Sebagai anak muda yang lahir di pangkuan ibu pertiwi, pasti kita menerka dan meramal akan jadi apa Indonesia di masa depan. Tidak ada maksud menjatuhkan atau mengarah pada suatu lembaga. Bagi saya, opini adalah hak seseorang mengekspresikan pendapatnya baik bersifat membangun atau tidak.
Jadi begini ceritanya, di suatu malam dengan kopi hangat tersedia di samping laptop, saya berselancar di dunia maya. Tiba-tiba saya dikejutkan oleh sebuah berita yang bertuliskan salah seorang menteri meminta Rini Sumarno mencopot Direktur Utama (Dirut) PT Garuda Indonesia, Arif Wibowo. Alasannya? Sepele sekali, trigger-nya karena sang menteri telat datang ke bandara, namun dialihkan ke jadwal lain dan pesawatnya mengalami delay.
Kronologisnya pesawat berangkat pukul 08.05 namun sang menteri datang ke bandara pukul 08.00 tepat. Alhasil karena tidak mungkin menunda penerbangan, sang menteri dijadwalkan mengikuti penerbangan ulang pukul 10.00.
Sayangnya, setelah mengikuti penerbangan lain buah ketelatannya, ia mendapat delay 1,5 jam dari maskapai pelat merah itu. Ia kembali mencak-mencak menyuruh Menteri BUMN itu mencopot direksi PT Garuda Indonesia.
Padahal, dari penelusuran saya, pesawat garuda tersebut mengalami delay karena gangguan teknis. Dan setahu saya traffic Bandara Adisutjipto Yogyakarta saat pagi memang cukup padat menyebabkan holding pesawat cukup lama. Bagi yang sering terbang ke sana pasti pernah mengalaminya.

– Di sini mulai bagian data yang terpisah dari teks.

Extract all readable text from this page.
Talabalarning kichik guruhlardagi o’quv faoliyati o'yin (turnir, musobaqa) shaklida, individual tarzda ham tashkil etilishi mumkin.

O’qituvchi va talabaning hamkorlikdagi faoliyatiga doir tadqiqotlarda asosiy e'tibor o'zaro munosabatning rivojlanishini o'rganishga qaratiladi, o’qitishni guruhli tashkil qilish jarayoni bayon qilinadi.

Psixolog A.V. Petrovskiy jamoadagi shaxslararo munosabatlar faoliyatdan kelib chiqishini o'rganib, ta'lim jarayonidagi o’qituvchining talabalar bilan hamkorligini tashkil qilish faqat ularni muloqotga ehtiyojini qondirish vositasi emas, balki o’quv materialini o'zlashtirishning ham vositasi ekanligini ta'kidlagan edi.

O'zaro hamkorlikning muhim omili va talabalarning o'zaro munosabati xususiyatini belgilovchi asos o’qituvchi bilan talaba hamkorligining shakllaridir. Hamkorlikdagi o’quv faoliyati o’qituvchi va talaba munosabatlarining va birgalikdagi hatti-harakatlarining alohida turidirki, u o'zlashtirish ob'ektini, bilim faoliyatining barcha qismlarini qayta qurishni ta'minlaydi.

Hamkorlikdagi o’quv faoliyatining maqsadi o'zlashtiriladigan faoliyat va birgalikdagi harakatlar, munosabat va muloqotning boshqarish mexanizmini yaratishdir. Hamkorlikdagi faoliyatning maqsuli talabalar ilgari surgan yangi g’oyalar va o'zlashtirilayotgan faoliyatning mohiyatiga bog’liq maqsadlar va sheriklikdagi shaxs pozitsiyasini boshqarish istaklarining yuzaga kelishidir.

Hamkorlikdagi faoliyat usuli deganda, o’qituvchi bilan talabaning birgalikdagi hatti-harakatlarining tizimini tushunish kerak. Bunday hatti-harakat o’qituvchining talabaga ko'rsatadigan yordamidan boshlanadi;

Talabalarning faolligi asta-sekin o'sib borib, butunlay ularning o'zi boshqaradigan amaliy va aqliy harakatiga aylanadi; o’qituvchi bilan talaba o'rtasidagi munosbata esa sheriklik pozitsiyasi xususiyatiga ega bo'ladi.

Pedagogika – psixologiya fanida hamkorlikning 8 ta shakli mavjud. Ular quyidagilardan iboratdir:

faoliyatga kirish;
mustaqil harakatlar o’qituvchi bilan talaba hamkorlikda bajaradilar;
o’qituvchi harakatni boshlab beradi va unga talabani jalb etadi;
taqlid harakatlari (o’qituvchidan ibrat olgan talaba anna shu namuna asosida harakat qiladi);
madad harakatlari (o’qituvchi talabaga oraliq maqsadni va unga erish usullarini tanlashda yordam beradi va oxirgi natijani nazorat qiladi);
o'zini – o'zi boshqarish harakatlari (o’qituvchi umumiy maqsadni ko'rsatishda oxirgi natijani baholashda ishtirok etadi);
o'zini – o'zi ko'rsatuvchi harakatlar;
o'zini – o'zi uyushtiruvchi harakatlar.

Hingga tulisan ini ditulis, saya harap hal konyol yang dilakukan menteri itu tidak benar-benar dikabulkan. Setidaknya jika dikabulkan, profesionalisme sang menteri patut dipertanyakan.
Jauh dari permasalahan telat, kita beralih ke masalah kesehatan. Ingatkah kita dengan Dokter Warsito, peneliti sekaligus pendiri perusahaan PT Edwar Technology, perusahaan yang bergerak di bidang produksi helm dan rompi pembasmi kanker.
Setelah perusahaannya ditutup oleh Kementerian Kesehatan dan membuat Warsito mem-PHK 100 karyawannya, ia berencana menjalin kerjasama dengan negara Singapura. Alasannya? Singapura akan mendanai risetnya yang tergolong sangat mahal. Rompi dan helm pembasmi kankernya pun kini tengah diperdebatkan label buatannya. Apakah akan menggunakan label buatan Indonesia atau Singapura.
Saya tidak mempermasalahkan label mana hasil penelitiannya berasal. Walau dari segi bisnis jika labelnya akan tercantum nama made in Singapura tentunya negeri merlion itu yang akan mendapat uang dari penjualan hasil penelitian Warsito.
Saya hanya menyayangkan kenapa Indonesia baru kebakaran jenggot ketika Warsito melakukan hal ini. Padahal, investasi dalam bidang kesehatan adalah investasi tergolong mahal namun mempunyai jangka manfaat yang panjang.
Setelah membahas menteri terlambat dan penelitian kanker orang Indonesia yang dihentikan, kita kembali kepada tumpuan masa depan bangsa Indonesia, mahasiswa. Tentunya Indonesia 25-30 tahun ke depan pasti akan dipimpin oleh mahasiswa yang sedang mengenyam ilmu ini.